As currently implemented, the MLJ interface for BayesianRidgeRegression, views the model as making deterministic predictions (model subtypes Deterministic) and there is no way to access the standard deviations. The MLJ idiomatic way to rectify the situation is to re-implement the interface to regard the model as Probabilistic, in which case predictions would have the form of distributions, specifically of type Distributions.Normal.

I will post an issue, which will be cross-referenced below, to initiate such a change.

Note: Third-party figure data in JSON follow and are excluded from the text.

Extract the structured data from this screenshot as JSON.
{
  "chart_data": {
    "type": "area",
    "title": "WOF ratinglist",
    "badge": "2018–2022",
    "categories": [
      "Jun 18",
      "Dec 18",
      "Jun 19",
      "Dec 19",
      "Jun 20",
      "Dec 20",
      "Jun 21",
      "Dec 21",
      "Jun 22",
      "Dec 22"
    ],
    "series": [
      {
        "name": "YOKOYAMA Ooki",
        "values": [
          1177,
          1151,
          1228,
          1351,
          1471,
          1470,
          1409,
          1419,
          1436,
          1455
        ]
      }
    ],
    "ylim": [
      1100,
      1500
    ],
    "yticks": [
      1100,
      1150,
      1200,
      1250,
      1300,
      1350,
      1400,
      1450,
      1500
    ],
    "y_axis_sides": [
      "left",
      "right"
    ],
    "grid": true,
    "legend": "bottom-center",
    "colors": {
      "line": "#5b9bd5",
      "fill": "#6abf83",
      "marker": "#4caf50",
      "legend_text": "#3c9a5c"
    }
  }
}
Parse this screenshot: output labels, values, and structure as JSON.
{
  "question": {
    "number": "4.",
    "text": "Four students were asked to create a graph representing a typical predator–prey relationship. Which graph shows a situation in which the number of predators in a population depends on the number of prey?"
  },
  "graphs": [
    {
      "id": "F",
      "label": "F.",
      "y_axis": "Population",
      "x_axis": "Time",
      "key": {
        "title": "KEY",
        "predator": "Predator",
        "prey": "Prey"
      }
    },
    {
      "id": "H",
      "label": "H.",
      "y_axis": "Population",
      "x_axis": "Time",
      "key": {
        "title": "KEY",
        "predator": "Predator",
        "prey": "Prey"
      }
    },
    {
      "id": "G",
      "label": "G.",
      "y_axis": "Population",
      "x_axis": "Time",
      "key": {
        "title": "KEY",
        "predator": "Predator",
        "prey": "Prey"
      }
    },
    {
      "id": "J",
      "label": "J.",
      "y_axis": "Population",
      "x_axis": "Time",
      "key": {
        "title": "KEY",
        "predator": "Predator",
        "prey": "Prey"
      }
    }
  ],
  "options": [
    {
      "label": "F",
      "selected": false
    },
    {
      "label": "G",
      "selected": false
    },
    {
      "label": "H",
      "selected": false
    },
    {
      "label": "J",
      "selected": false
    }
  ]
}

In the mean time, perhaps the pure julia package SossMLJ.jl addresses your needs??

evolbio commented 1 year ago

@ablaom Thanks very much for following up. I made a direct call to ScikitLearn, which worked well enough for what I needed. I agree that in the long run there are some Deterministic models which would gain from returning Probabilistic predictions and so look forward to eventual modifications.